Rub with olive oil and sprinkle with salt and pepper, then bake at 400 degrees for 45-60 minutes, depending on the size.

Then you can use your favorite toppings because a plain baked potato can be boring: Shredded cheddar cheese, green onions, bacon bits, etc.

Check out my budget-friendly baked potatoes recipe!

A bowl of mashed potatoes

How to make a mashed potato

I’m just using a basic recipe here. You can add all sorts of cream cheese, butter, etc.

Boil a large pot of water. Peel potatoes if desired, then cut into small pieces. Add cubed potatoes to the pot, cooking until fork tender. Drain and add milk or heavy cream, butter, and salt and pepper, then mash with a potato masher until creamy. If you have a mixer, you can put the potatoes in a mixing bowl and mix on low speed instead.

I’ve also used a slow cooker, just cooking the potatoes on low heat for about 6 hours.

So, which is healthier?

The answer really depends on how you cook the potatoes and what you add to them.

The skin is really where it counts, because that’s where most of the fiber and vitamins are. So if you bake the potato, eat the skin. If you mash the potatoes, leave the skin on instead of peeling.

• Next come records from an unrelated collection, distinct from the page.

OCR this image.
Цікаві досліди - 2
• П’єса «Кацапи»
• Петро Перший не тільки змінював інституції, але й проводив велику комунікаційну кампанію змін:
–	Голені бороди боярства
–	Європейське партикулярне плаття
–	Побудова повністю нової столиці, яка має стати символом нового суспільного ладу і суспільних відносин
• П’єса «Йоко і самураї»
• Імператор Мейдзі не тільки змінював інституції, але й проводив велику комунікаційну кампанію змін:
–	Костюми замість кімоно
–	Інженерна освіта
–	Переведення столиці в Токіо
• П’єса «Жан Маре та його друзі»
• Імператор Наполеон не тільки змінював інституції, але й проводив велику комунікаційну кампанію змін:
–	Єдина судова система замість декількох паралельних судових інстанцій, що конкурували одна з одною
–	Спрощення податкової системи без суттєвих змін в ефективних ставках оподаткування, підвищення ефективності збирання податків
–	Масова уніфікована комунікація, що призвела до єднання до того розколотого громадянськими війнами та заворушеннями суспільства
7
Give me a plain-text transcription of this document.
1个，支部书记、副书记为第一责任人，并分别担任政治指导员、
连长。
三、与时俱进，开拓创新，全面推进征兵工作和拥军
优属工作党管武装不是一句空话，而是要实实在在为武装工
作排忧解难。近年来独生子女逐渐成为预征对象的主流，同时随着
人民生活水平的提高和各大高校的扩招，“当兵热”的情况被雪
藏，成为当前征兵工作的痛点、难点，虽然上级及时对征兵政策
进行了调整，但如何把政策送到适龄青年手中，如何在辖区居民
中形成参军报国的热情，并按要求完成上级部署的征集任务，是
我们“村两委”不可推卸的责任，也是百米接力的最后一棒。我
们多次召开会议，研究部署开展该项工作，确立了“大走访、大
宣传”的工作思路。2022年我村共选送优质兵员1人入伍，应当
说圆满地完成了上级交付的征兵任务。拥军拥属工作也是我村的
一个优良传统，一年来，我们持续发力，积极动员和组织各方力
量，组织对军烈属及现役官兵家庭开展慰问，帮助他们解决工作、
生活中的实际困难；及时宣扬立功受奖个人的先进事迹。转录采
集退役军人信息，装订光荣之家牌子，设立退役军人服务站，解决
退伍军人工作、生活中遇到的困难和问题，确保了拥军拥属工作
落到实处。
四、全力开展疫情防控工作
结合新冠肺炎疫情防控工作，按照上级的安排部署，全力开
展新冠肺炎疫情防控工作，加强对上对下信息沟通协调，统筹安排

Toppings matter, too. Potatoes are naturally lower in calories, and adding a ton of cheese, butter, and sour cream will up the calories. If weight loss is your goal, then just be mindful of portion sizes.

My personal opinion is that baked potatoes can be more nutritious, if only because we tend to keep the skin on while baking. Eat the skins if you want that nutrition boost!